ZAP-70 kinase regulates HIV cell-to-cell spread and virological synapse formation.

Groupe Virus et Immunité, Institut Pasteur, CNRS URA1930, France.
The EMBO Journal (Impact Factor: 10.75). 02/2007; 26(2):516-26. DOI: 10.1038/sj.emboj.7601509
Source: PubMed

ABSTRACT HIV efficiently spreads in lymphocytes, likely through virological synapses (VSs). These cell-cell junctions share some characteristics with immunological synapses, but cellular proteins required for their constitution remain poorly characterized. We have examined here the role of ZAP-70, a key kinase regulating T-cell activation and immunological synapse formation, in HIV replication.

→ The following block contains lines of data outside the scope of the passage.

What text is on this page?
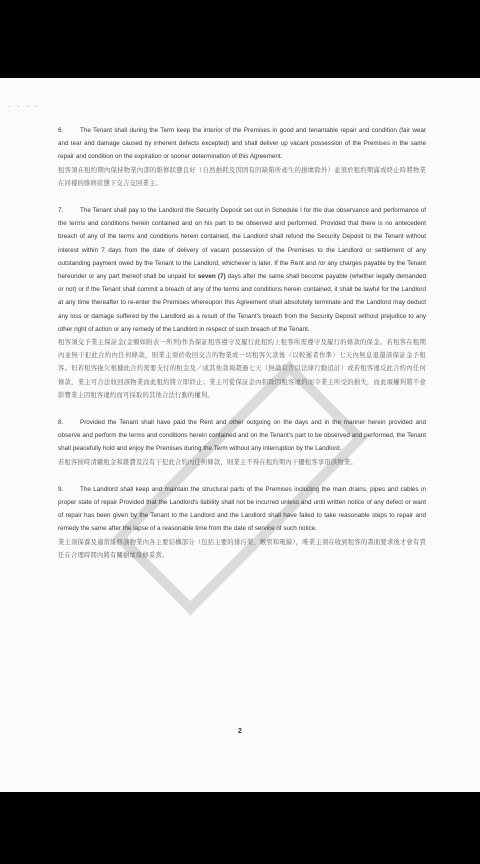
· · · ·

6.	The Tenant shall during the Term keep the interior of the Premises in good and tenantable repair and condition (fair wear and tear and damage caused by inherent defects excepted) and shall deliver up vacant possession of the Premises in the same repair and condition on the expiration or sooner determination of this Agreement.

租客須在租約期內保持物業內部的維修狀態良好（自然損耗及因固有的缺陷所產生的損壞除外）並須於租約期滿或終止時將物業在同樣的維修狀態下交吉交回業主。

7.	The Tenant shall pay to the Landlord the Security Deposit set out in Schedule I for the due observance and performance of the terms and conditions herein contained and on his part to be observed and performed. Provided that there is no antecedent breach of any of the terms and conditions herein contained, the Landlord shall refund the Security Deposit to the Tenant without interest within 7 days from the date of delivery of vacant possession of the Premises to the Landlord or settlement of any outstanding payment owed by the Tenant to the Landlord, whichever is later. If the Rent and /or any charges payable by the Tenant hereunder or any part thereof shall be unpaid for seven (7) days after the same shall become payable (whether legally demanded or not) or if the Tenant shall commit a breach of any of the terms and conditions herein contained, it shall be lawful for the Landlord at any time thereafter to re-enter the Premises whereupon this Agreement shall absolutely terminate and the Landlord may deduct any loss or damage suffered by the Landlord as a result of the Tenant's breach from the Security Deposit without prejudice to any other right of action or any remedy of the Landlord in respect of such breach of the Tenant.

租客須交予業主保証金(金額如附表一所列)作為保証租客遵守及履行此租約上租客所需遵守及履行的條款的保金。若租客在租期內並無干犯此合約內任何條款，則業主須於收回交吉的物業或一切租客欠款後（以較遲者作準）七天內無息退還該保証金予租客。但若租客拖欠根據此合約需要支付的租金及／或其他款項超過七天（無論有否以法律行動追討）或若租客違反此合約內任何條款，業主可合法收回該物業而此租約將立即終止；業主可從保証金內扣除因租客違約而令業主所受的損失，而此項權利將不會影響業主因租客違約而可採取的其他合法行動的權利。

8.	Provided the Tenant shall have paid the Rent and other outgoing on the days and in the manner herein provided and observe and perform the terms and conditions herein contained and on the Tenant's part to be observed and performed, the Tenant shall peacefully hold and enjoy the Premises during the Term without any interruption by the Landlord.

若租客按時清繳租金和雜費及沒有干犯此合約內任何條款，則業主不得在租約期內干擾租客享用該物業。

9.	The Landlord shall keep and maintain the structural parts of the Premises including the main drains, pipes and cables in proper state of repair Provided that the Landlord's liability shall not be incurred unless and until written notice of any defect or want of repair has been given by the Tenant to the Landlord and the Landlord shall have failed to take reasonable steps to repair and remedy the same after the lapse of a reasonable time from the date of service of such notice.

業主須保養及適當維修該物業內各主要結構部分（包括主要的排污渠、喉管和電線），唯業主須在收到租客的書面要求後才會有責任在合理時間內將有關損壞維修妥當。

2
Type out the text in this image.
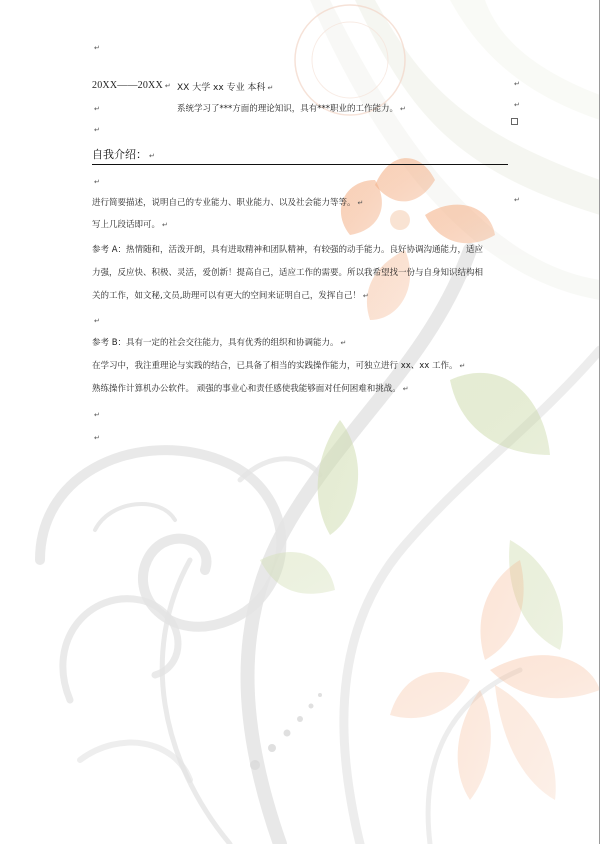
↵
20XX——20XX ↵ XX 大学 xx 专业 本科 ↵	↵
↵	系统学习了***方面的理论知识，具有***职业的工作能力。 ↵	↵
↵
自我介绍： ↵
↵
进行简要描述，说明自己的专业能力、职业能力、以及社会能力等等。 ↵	↵
写上几段话即可。 ↵
参考 A：热情随和，活泼开朗，具有进取精神和团队精神，有较强的动手能力。良好协调沟通能力，适应
力强，反应快、积极、灵活，爱创新！提高自己，适应工作的需要。所以我希望找一份与自身知识结构相
关的工作，如文秘,文员,助理可以有更大的空间来证明自己，发挥自己！ ↵
↵
参考 B：具有一定的社会交往能力，具有优秀的组织和协调能力。 ↵
在学习中，我注重理论与实践的结合，已具备了相当的实践操作能力，可独立进行 xx、xx 工作。 ↵
熟练操作计算机办公软件。 顽强的事业心和责任感使我能够面对任何困难和挑战。 ↵
↵
↵
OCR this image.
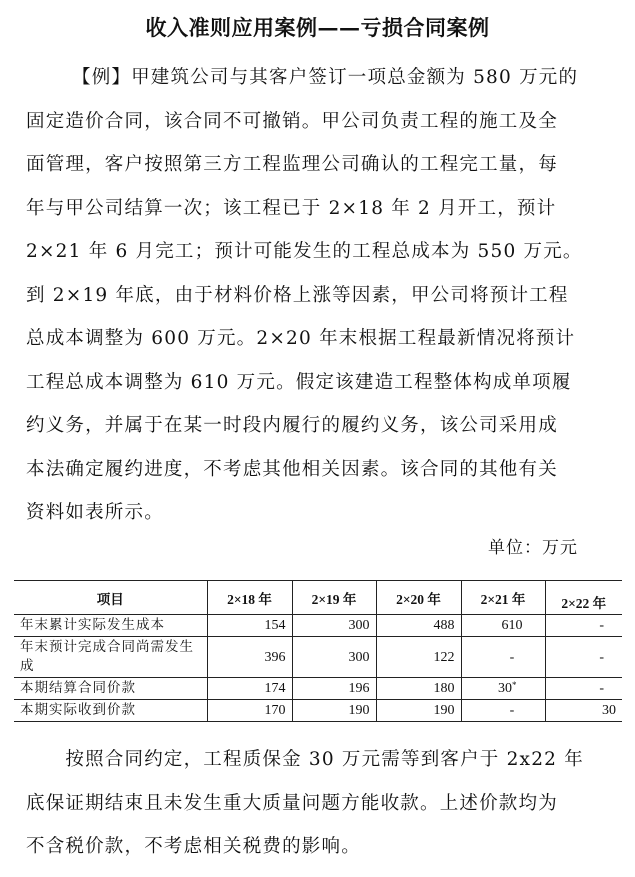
收入准则应用案例——亏损合同案例
【例】甲建筑公司与其客户签订一项总金额为 580 万元的
固定造价合同，该合同不可撤销。甲公司负责工程的施工及全
面管理，客户按照第三方工程监理公司确认的工程完工量，每
年与甲公司结算一次；该工程已于 2×18 年 2 月开工，预计
2×21 年 6 月完工；预计可能发生的工程总成本为 550 万元。
到 2×19 年底，由于材料价格上涨等因素，甲公司将预计工程
总成本调整为 600 万元。2×20 年末根据工程最新情况将预计
工程总成本调整为 610 万元。假定该建造工程整体构成单项履
约义务，并属于在某一时段内履行的履约义务，该公司采用成
本法确定履约进度，不考虑其他相关因素。该合同的其他有关
资料如表所示。
单位：万元
项目	2×18 年	2×19 年	2×20 年	2×21 年	2×22 年
年末累计实际发生成本	154	300	488	610	-
年末预计完成合同尚需发生
成	396	300	122	-	-
本期结算合同价款	174	196	180	30*	-
本期实际收到价款	170	190	190	-	30
　　按照合同约定，工程质保金 30 万元需等到客户于 2x22 年
底保证期结束且未发生重大质量问题方能收款。上述价款均为
不含税价款，不考虑相关税费的影响。
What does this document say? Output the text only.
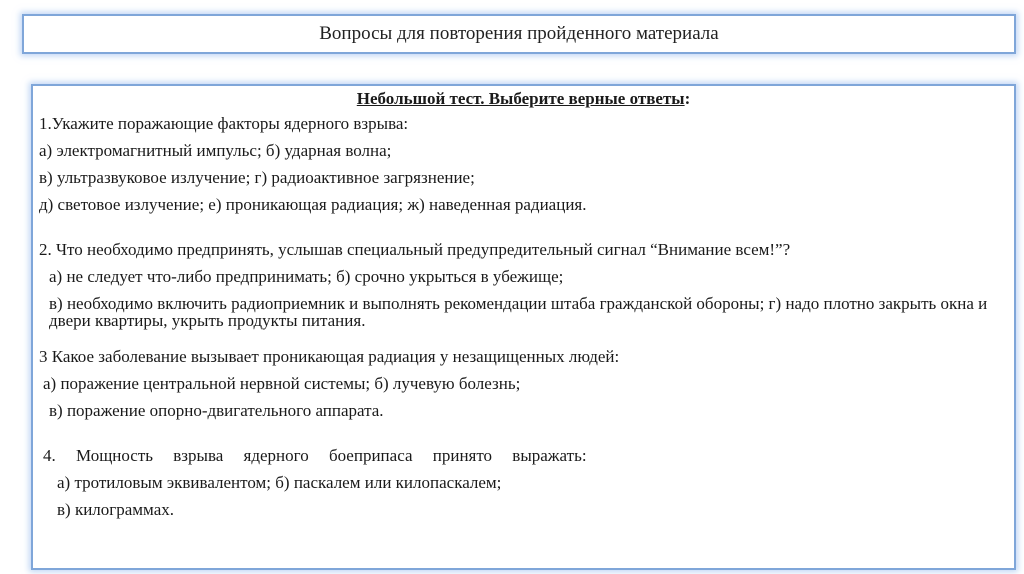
Вопросы для повторения пройденного материала
Небольшой тест. Выберите верные ответы:
1.Укажите поражающие факторы ядерного взрыва:
а) электромагнитный импульс; б) ударная волна;
в) ультразвуковое излучение; г) радиоактивное загрязнение;
д) световое излучение; е) проникающая радиация; ж) наведенная радиация.
2. Что необходимо предпринять, услышав специальный предупредительный сигнал “Внимание всем!”?
а) не следует что-либо предпринимать; б) срочно укрыться в убежище;
в) необходимо включить радиоприемник и выполнять рекомендации штаба гражданской обороны; г) надо плотно закрыть окна и двери квартиры, укрыть продукты питания.
3 Какое заболевание вызывает проникающая радиация у незащищенных людей:
а) поражение центральной нервной системы; б) лучевую болезнь;
в) поражение опорно-двигательного аппарата.
4. Мощность взрыва ядерного боеприпаса принято выражать:
а) тротиловым эквивалентом; б) паскалем или килопаскалем;
в) килограммах.
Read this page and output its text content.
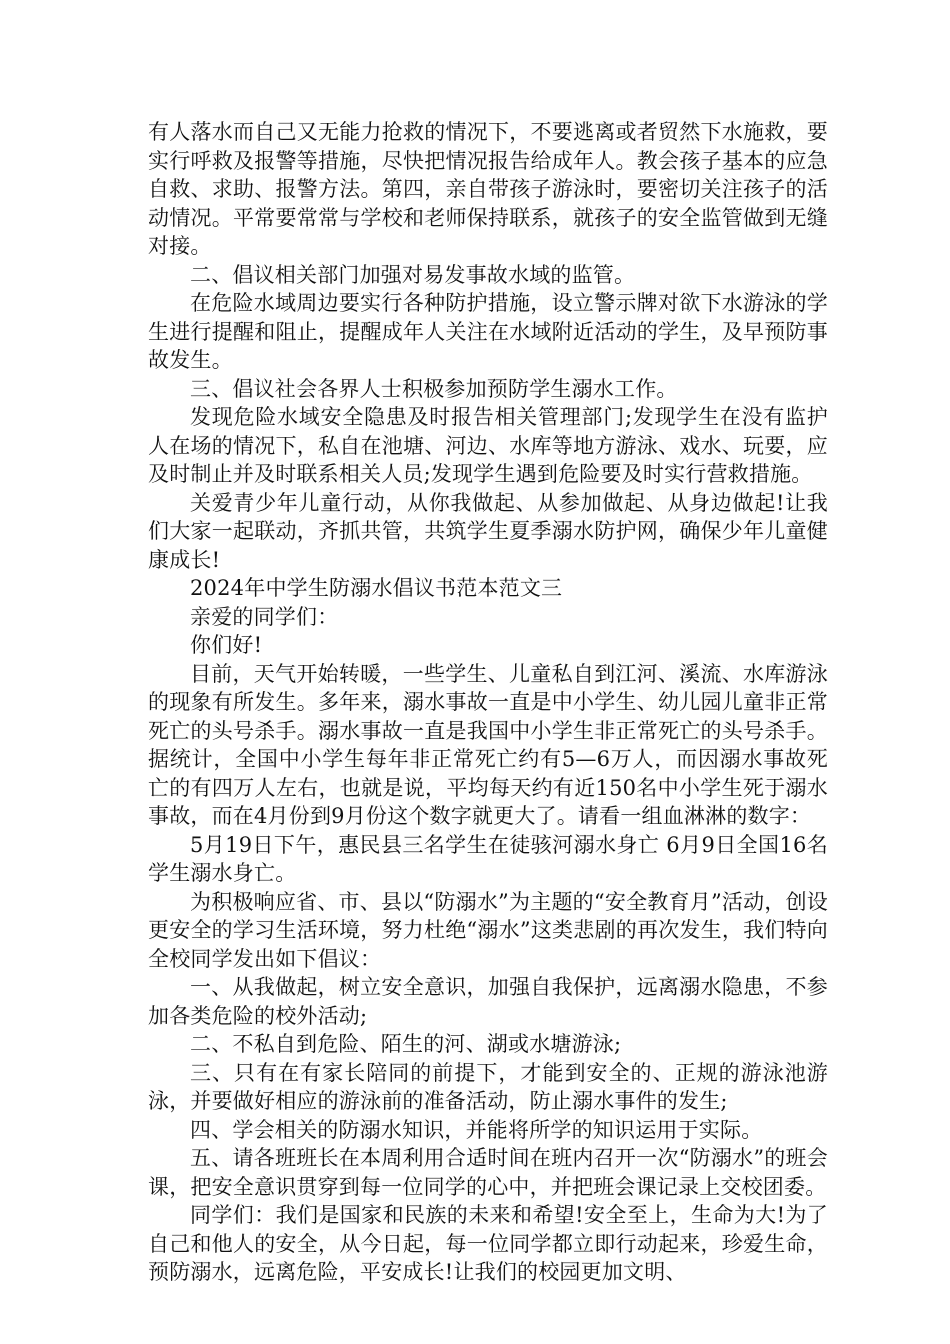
有人落水而自己又无能力抢救的情况下，不要逃离或者贸然下水施救，要实行呼救及报警等措施，尽快把情况报告给成年人。教会孩子基本的应急自救、求助、报警方法。第四，亲自带孩子游泳时，要密切关注孩子的活动情况。平常要常常与学校和老师保持联系，就孩子的安全监管做到无缝对接。

二、倡议相关部门加强对易发事故水域的监管。

在危险水域周边要实行各种防护措施，设立警示牌对欲下水游泳的学生进行提醒和阻止，提醒成年人关注在水域附近活动的学生，及早预防事故发生。

三、倡议社会各界人士积极参加预防学生溺水工作。

发现危险水域安全隐患及时报告相关管理部门;发现学生在没有监护人在场的情况下，私自在池塘、河边、水库等地方游泳、戏水、玩要，应及时制止并及时联系相关人员;发现学生遇到危险要及时实行营救措施。

关爱青少年儿童行动，从你我做起、从参加做起、从身边做起!让我们大家一起联动，齐抓共管，共筑学生夏季溺水防护网，确保少年儿童健康成长!

2024年中学生防溺水倡议书范本范文三

亲爱的同学们：

你们好!

目前，天气开始转暖，一些学生、儿童私自到江河、溪流、水库游泳的现象有所发生。多年来，溺水事故一直是中小学生、幼儿园儿童非正常死亡的头号杀手。溺水事故一直是我国中小学生非正常死亡的头号杀手。据统计，全国中小学生每年非正常死亡约有5—6万人，而因溺水事故死亡的有四万人左右，也就是说，平均每天约有近150名中小学生死于溺水事故，而在4月份到9月份这个数字就更大了。请看一组血淋淋的数字：

5月19日下午，惠民县三名学生在徒骇河溺水身亡 6月9日全国16名学生溺水身亡。

为积极响应省、市、县以“防溺水”为主题的“安全教育月”活动，创设更安全的学习生活环境，努力杜绝“溺水”这类悲剧的再次发生，我们特向全校同学发出如下倡议：

一、从我做起，树立安全意识，加强自我保护，远离溺水隐患，不参加各类危险的校外活动;

二、不私自到危险、陌生的河、湖或水塘游泳;

三、只有在有家长陪同的前提下，才能到安全的、正规的游泳池游泳，并要做好相应的游泳前的准备活动，防止溺水事件的发生;

四、学会相关的防溺水知识，并能将所学的知识运用于实际。

五、请各班班长在本周利用合适时间在班内召开一次“防溺水”的班会课，把安全意识贯穿到每一位同学的心中，并把班会课记录上交校团委。

同学们：我们是国家和民族的未来和希望!安全至上，生命为大!为了自己和他人的安全，从今日起，每一位同学都立即行动起来，珍爱生命，预防溺水，远离危险，平安成长!让我们的校园更加文明、
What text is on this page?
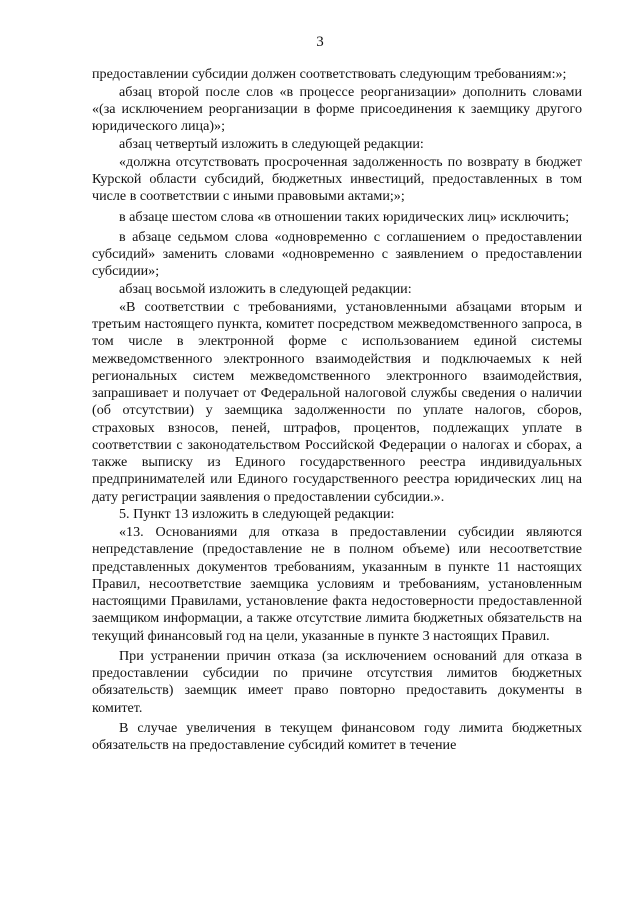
3

предоставлении субсидии должен соответствовать следующим требованиям:»;

абзац второй после слов «в процессе реорганизации» дополнить словами «(за исключением реорганизации в форме присоединения к заемщику другого юридического лица)»;

абзац четвертый изложить в следующей редакции:

«должна отсутствовать просроченная задолженность по возврату в бюджет Курской области субсидий, бюджетных инвестиций, предоставленных в том числе в соответствии с иными правовыми актами;»;

в абзаце шестом слова «в отношении таких юридических лиц» исключить;

в абзаце седьмом слова «одновременно с соглашением о предоставлении субсидий» заменить словами «одновременно с заявлением о предоставлении субсидии»;

абзац восьмой изложить в следующей редакции:

«В соответствии с требованиями, установленными абзацами вторым и третьим настоящего пункта, комитет посредством межведомственного запроса, в том числе в электронной форме с использованием единой системы межведомственного электронного взаимодействия и подключаемых к ней региональных систем межведомственного электронного взаимодействия, запрашивает и получает от Федеральной налоговой службы сведения о наличии (об отсутствии) у заемщика задолженности по уплате налогов, сборов, страховых взносов, пеней, штрафов, процентов, подлежащих уплате в соответствии с законодательством Российской Федерации о налогах и сборах, а также выписку из Единого государственного реестра индивидуальных предпринимателей или Единого государственного реестра юридических лиц на дату регистрации заявления о предоставлении субсидии.».

5. Пункт 13 изложить в следующей редакции:

«13. Основаниями для отказа в предоставлении субсидии являются непредставление (предоставление не в полном объеме) или несоответствие представленных документов требованиям, указанным в пункте 11 настоящих Правил, несоответствие заемщика условиям и требованиям, установленным настоящими Правилами, установление факта недостоверности предоставленной заемщиком информации, а также отсутствие лимита бюджетных обязательств на текущий финансовый год на цели, указанные в пункте 3 настоящих Правил.

При устранении причин отказа (за исключением оснований для отказа в предоставлении субсидии по причине отсутствия лимитов бюджетных обязательств) заемщик имеет право повторно предоставить документы в комитет.

В случае увеличения в текущем финансовом году лимита бюджетных обязательств на предоставление субсидий комитет в течение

In lymphocytes deficient for ZAP-70, or expressing a kinase-dead mutant of the protein, HIV replication was strikingly delayed. We have characterized further this replication defect. ZAP-70 was dispensable for the early steps of viral cycle, from entry to expression of viral proteins. However, in the absence of ZAP-70, intracellular Gag localization was impaired. ZAP-70 was required in infected donor cells for efficient cell-to-cell HIV transmission to recipients and for formation of VSs. These results bring novel insights into the links that exist between T-cell activation and HIV spread, and suggest that HIV usurps components of the immunological synapse machinery to ensure its own spread through cell-to-cell contacts.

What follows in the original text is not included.